When we bought our 10-acre property in August 2015 it came with an old orchard, a very small overgrown vegetable garden, wild blackberries galore and six blueberry plants. We were thrilled as we tasted our very first apples, plums, pears and blackberries. While making our first batch of jam from fruit we picked we named this place Alchemy Farm, a place of transformation, a place of magic and healing.
Since our arrival we’ve added dozens of fruit and nut trees, nearly 100 blueberry plants, raspberries, multiple vegetable beds and thousands of flowers. Along with the magic of tending all the new plants we were amazed to witness the arrival of pollinators we’d never seen before, plus snakes, toads, frogs, hummingbirds and other species of birds new to us. It’s been awe inspiring to create a place that is providing homes and habitat for so many Beings.
During our first year we bought two honeybee hives to place on our farm and I enthusiastically began attending the bee keepers course. I quickly realized that I wasn't comfortable tending bees. I didn't like opening the hive and smoking them into submission, or administering chemicals to kill mites in the hive. Bees have been looking after themselves for millions of years and I felt like I was interfering. I also had no intention of collecting honey from the hives. As if sensing my reluctance the hives swarmed and left the farm. I have since discovered that having honeybee hives on the farm was not in the best interests of the other pollinators, such as the wild bees that call Alchemy Farm home. These wild bees and pollinators are under increasing pressure as they lose habitat not only to humans but also to managed honeybee hives.

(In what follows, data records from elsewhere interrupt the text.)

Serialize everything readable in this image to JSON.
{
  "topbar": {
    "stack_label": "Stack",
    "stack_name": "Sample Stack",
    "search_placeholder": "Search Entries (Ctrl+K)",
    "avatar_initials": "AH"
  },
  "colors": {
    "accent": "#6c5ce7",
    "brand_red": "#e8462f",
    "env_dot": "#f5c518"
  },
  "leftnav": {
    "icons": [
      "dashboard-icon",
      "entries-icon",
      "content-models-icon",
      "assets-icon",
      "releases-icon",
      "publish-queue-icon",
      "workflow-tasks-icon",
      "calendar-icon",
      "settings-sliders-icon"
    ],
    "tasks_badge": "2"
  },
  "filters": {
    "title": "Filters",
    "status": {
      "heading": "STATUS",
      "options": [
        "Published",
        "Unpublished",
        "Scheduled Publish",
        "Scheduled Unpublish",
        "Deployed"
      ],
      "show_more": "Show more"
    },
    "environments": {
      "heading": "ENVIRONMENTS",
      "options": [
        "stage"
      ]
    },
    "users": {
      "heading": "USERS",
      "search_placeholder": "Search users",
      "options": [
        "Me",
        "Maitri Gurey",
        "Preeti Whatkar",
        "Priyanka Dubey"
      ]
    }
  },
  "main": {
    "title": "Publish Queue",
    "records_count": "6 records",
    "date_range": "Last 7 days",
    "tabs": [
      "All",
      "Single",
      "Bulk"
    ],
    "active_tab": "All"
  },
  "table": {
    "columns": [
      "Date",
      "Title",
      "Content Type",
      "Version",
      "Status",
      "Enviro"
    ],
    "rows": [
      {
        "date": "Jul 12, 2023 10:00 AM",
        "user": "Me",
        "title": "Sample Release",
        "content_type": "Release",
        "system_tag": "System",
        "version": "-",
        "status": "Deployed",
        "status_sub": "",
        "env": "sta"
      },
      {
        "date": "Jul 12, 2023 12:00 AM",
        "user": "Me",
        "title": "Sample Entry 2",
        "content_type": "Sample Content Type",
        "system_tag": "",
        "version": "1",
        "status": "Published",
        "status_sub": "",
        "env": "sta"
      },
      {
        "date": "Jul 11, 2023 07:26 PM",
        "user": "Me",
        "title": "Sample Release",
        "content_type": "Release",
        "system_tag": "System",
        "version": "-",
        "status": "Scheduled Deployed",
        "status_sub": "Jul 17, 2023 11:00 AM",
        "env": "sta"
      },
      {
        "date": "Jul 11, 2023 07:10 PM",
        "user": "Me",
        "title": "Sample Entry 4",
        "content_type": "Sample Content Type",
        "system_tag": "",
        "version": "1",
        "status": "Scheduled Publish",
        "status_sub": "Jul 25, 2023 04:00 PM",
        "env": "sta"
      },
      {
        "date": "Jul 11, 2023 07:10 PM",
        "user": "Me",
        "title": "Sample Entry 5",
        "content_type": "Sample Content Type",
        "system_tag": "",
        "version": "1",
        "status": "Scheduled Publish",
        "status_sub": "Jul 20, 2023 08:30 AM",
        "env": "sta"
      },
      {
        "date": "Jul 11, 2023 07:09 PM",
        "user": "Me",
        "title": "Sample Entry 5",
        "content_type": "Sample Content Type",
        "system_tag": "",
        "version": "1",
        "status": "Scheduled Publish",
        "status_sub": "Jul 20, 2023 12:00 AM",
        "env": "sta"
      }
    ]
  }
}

I have continued to grow flowers, thousands and thousands of flowers for all different types of bees. As I worked in our gardens tending flowers I met pollinators I didn't know existed. I’d see something resembling a bee and wonder, friend or foe? Have you ever seen what you thought was a bee but it didn’t look quite right? It can be challenging to tell the difference between bees, wasps and yellow jackets especially as their size and colouring are so similar.
Bees have fuzzy, downy coats to help gather pollen, which is attracted by static electricity while they drink nectar. This pollen is carried on their legs and backs. Wasps, on the other hand, have smooth bodies—no hair—and narrow waists. Bees are generally friendly and docile while wasps can be aggressive, especially when food is involved, and they can sting multiple times. Honeybees are the only bee to die after they sting once.

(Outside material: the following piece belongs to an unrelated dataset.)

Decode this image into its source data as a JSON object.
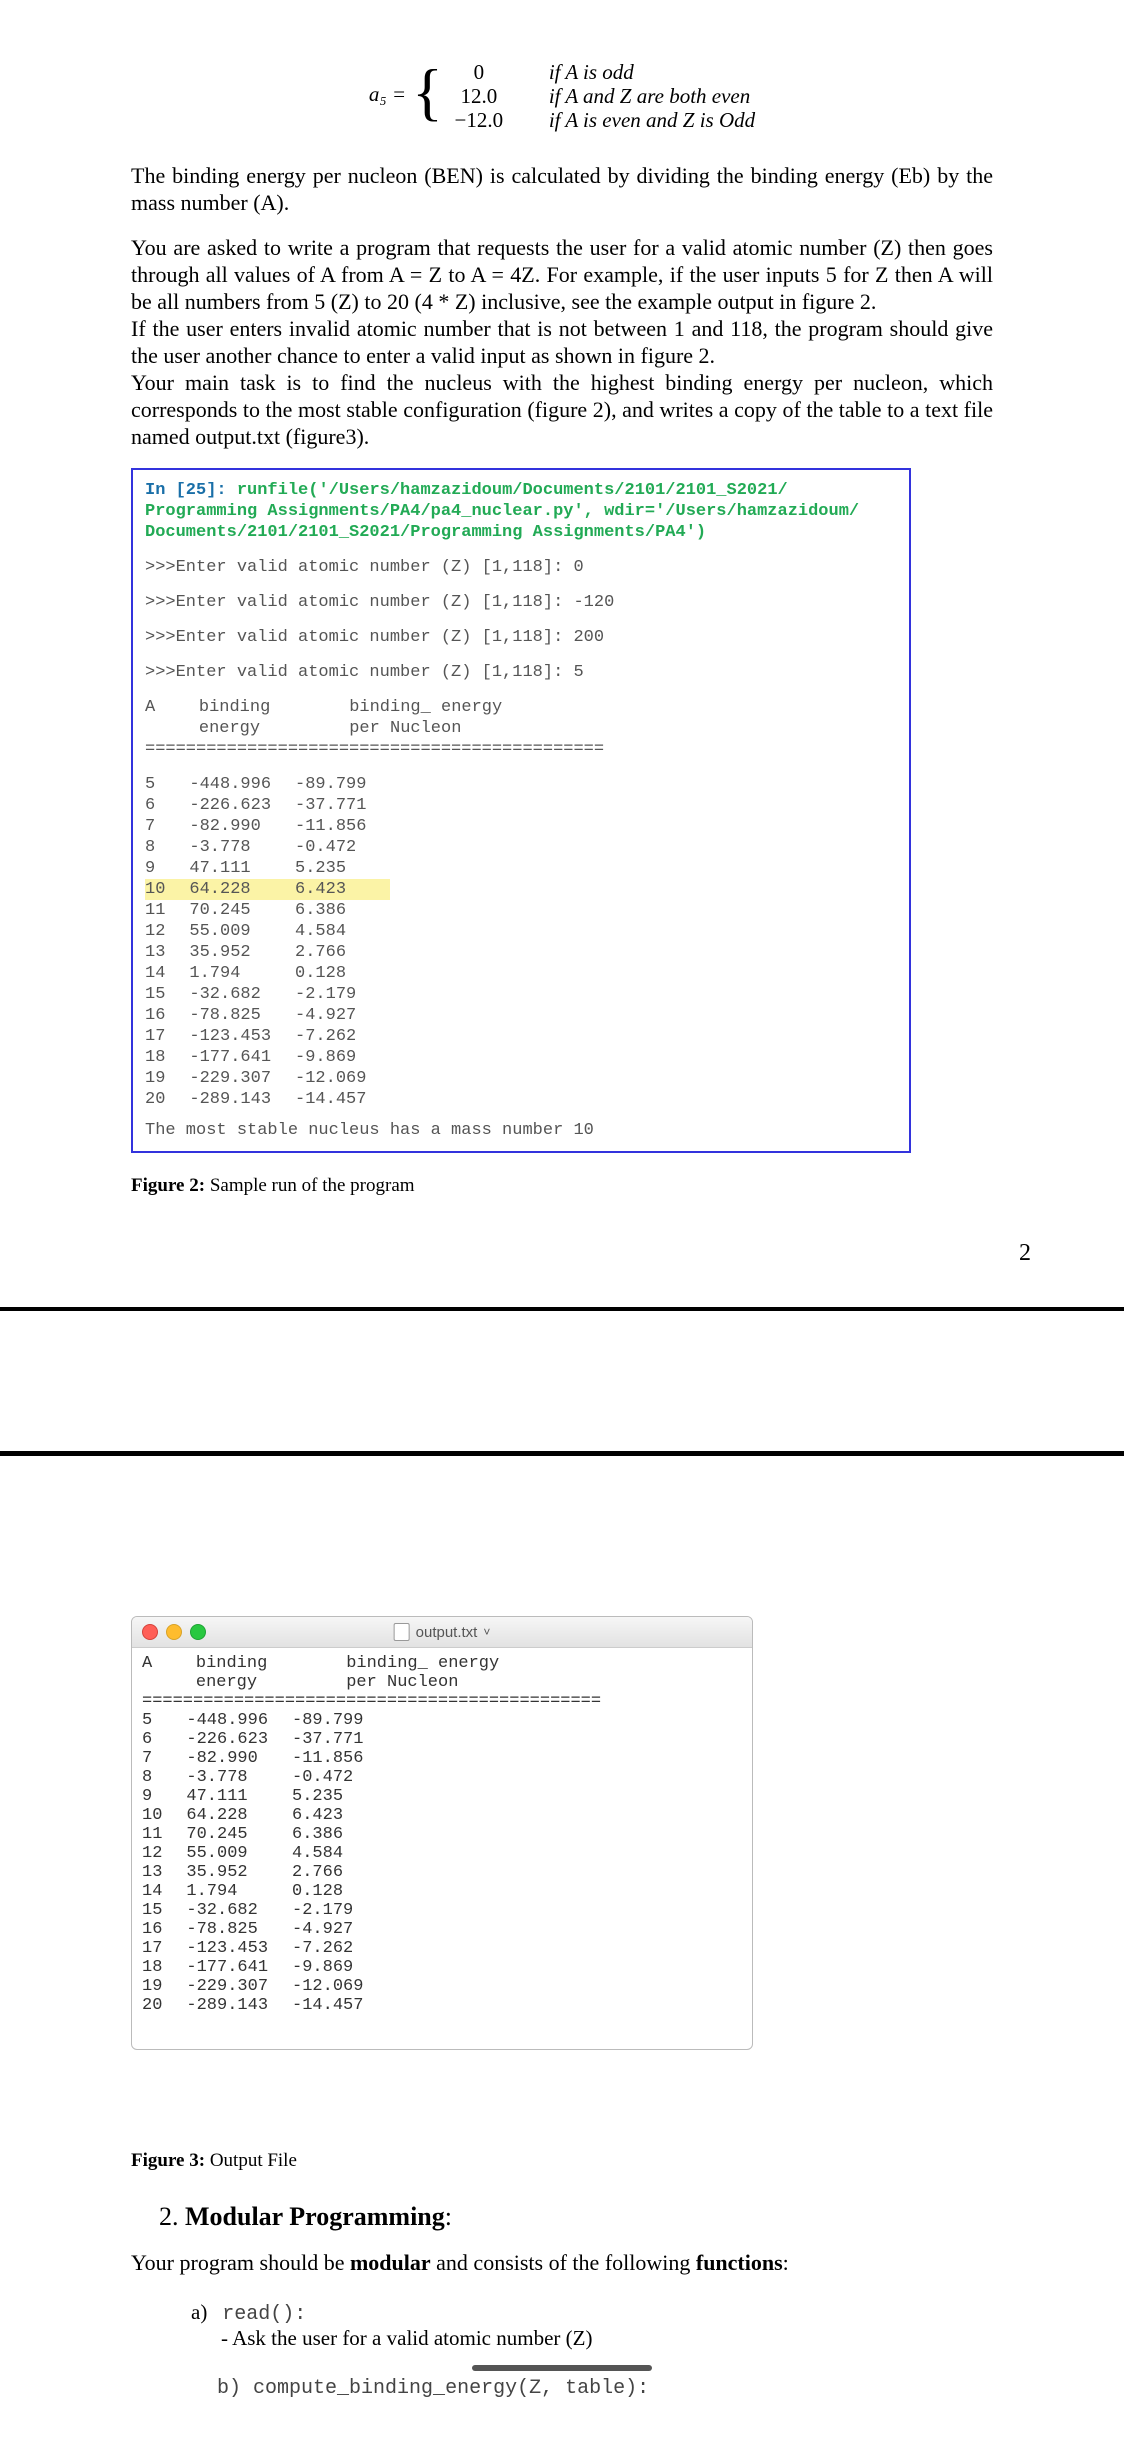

Like bees, wasps are important to the ecosystem. As carnivores with a special liking for aphids, grubs, caterpillars and other bugs, they help rid your garden of insect pests, and they also do some pollinating. Along with flies, wasps are also the clean-up crew of nature.
In the winter, honeybees hunker down in their nests and live on the stores of honey they have gathered during the summer. On a warm sunny day they may emerge from the nest for short periods. Male yellow jacket wasps die over the winter, while the female queens hibernate. Here at Alchemy Farm, wasps love sleeping in amongst the logs in the firewood shelter, which makes for interesting trips for logs in the middle of the night in the snow!
Dirt dauber wasps drink flower nectar, and they also hunt for spiders and other insects in your garden. They stuff these insects inside their nests made of mud and lay eggs in individual cells as a food source for the larvae. Paper wasps build new hives each year, made from dead wood and plant stems. You can usually find these nests under eaves, porches and rooftops. They pollinate your garden while they drink flower nectar. They eat various insects and meat which they carry to the nests to feed their young. They are not aggressive by nature but will sting to defend their nests.
When it comes to their hives, bees live in colonies of about 75,000. Wasp colonies are much smaller, averaging around 10,000. Paper wasp colonies are smaller with hives ranging from 100 to 400 cells and 100 adults.
Bees and wasps are important allies in your garden. Please do not kill or use toxic pesticides or chemicals in response to any pests in your garden. They are all beneficial to the ecosystem. If you use poisons and kill your insect allies, your garden will have no protection when new pests move in.